Just like the first film, the second opens with narration from Optimus Prime, oddly starting with a scene from 17,000 B.C., in which humans encounter an army of Decepticons building a machine that you later find out is supposed to harvest the sun. This left me with a sense of foreboding. Michael Bay has his dirty little hands all up in this movie and this is only the beginning. I was also reminded of 10,000 B.C. (2008) and how thankful I am to have never seen that movie.

Revenge of the Fallen takes place two years after the first film. Autobots are partnered with an elite branch of the American military and together they hunt down Decepticons across the globe. Soon, it becomes clear that the Decepticons are mounting a comeback by ciphering bits of intelligence from a U.S. spy satellite, giving them the location of a chip of the Allspark and Megatron’s burial site. A second piece of the Allspark in Sam Witwicky’s (Shia LaBeouf) possession transfers information into his brain about the location of the key to the sun-harvesting machine.
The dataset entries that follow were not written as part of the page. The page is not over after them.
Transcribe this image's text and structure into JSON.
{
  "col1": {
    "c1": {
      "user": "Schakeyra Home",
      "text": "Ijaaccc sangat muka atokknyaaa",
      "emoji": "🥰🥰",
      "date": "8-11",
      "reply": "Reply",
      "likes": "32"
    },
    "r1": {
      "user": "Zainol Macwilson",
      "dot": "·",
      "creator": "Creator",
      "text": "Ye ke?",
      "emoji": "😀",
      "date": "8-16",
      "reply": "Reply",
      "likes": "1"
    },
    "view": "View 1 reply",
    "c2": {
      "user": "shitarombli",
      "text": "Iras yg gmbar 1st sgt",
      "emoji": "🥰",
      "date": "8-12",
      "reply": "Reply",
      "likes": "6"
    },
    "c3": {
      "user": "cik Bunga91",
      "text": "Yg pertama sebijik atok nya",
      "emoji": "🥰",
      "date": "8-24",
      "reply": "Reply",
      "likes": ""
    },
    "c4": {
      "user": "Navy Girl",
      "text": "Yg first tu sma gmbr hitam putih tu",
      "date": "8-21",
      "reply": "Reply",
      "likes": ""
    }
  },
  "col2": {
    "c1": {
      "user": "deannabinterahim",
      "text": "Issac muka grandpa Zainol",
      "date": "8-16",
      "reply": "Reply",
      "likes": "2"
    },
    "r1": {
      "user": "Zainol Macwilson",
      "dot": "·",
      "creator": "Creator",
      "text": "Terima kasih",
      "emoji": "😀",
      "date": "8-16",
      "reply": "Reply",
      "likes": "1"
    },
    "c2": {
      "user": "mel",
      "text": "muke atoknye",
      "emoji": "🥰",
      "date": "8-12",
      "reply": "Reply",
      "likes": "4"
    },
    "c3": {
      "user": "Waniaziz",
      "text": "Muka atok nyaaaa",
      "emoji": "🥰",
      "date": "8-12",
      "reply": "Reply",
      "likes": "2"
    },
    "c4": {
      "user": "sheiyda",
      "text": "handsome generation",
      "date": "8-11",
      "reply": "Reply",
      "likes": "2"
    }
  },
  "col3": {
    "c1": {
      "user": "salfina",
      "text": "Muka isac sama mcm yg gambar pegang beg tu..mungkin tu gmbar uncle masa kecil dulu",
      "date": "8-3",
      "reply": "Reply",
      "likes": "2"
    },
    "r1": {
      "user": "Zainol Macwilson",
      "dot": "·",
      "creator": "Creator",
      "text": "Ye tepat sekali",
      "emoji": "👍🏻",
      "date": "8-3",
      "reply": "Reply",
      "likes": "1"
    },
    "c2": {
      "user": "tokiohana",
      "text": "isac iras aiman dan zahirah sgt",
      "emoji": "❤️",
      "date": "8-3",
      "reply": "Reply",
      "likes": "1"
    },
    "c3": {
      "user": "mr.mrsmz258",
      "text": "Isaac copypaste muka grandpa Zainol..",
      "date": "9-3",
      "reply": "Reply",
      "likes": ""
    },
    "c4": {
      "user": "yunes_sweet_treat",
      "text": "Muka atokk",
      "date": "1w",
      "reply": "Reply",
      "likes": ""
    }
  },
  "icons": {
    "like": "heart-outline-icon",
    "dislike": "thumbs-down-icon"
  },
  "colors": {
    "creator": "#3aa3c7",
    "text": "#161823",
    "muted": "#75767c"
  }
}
The quest for said key and the information in Witwicky’s brain culminates in a desert battle scene chockablock of Bay trademarks. The number of slow motion sequences is agonizingly painful, especially when you realize Bay just decided it was a great time for slow-mo because Megan Fox was running in a low-cut tank top. Bay loves illogical jumps and plot twists, such as a powerful rail gun that slices a Decepticon into pieces and then disappears from the rest of the film even though it clearly has the potential to singlehandedly win this war for the Autobots and humans. And then there is The Fallen. One would guess this refers to the Decepticons because they fell in battle at the end of the first film. No, that’s logical. Instead The Fallen is literally the name of the leader of the Decepticons who has a relationship with Megatron, which exactly mirrors the relationship between the Emperor and Darth Vader in Star Wars.

Bay’s instinct is to one up all the most ridiculous ideas advanced by the viewer. His attempts at comedy in the first film were somewhat admirable and only occasionally obnoxious. However, with the introduction of comedy relief team, Mudflap and Skids, two Autobots who speak in rap jargon, can’t read, and have gold teeth, we are reminded of why Bay makes all the “Worst Director” lists to be found across the internet. Throw in some scrotum jokes and dog-humping scenes and you have the complete spectrum of Bay humor.

The moments that save Revenge of the Fallen from being a complete catastrophe are predictably given to us by some good old-fashioned special effects and fight scenes with support from John Turturro’s turn as Agent Simmons, who makes the most of his stilted lines with dry and witty delivery. But ultimately, Bay just leaves you asking why. Like why didn’t he make use of Rainn Wilson’s talent for comedy instead of having a character accidentally taser himself in the genitals? Why is it that Bay, and not J.J. Abrams, will be in control of Transformers 3?

There is no doubt about it. Bay botched this one. File it away with Armageddon, Bad Boys I & II, The Island, and Pearl Harbor. However, that won’t keep the movie from being extremely popular with fan boys for its delivery of sprawling action and Megan Fox in tight pants. I think we will all find out what we have been missing in twenty years when a brilliant director gets their hands on the rights to this movie and remakes it into the stellar movie it could have been.

1 comment:

jarrodrenaud said...

J.J. Abrams. yes. That needs to happen.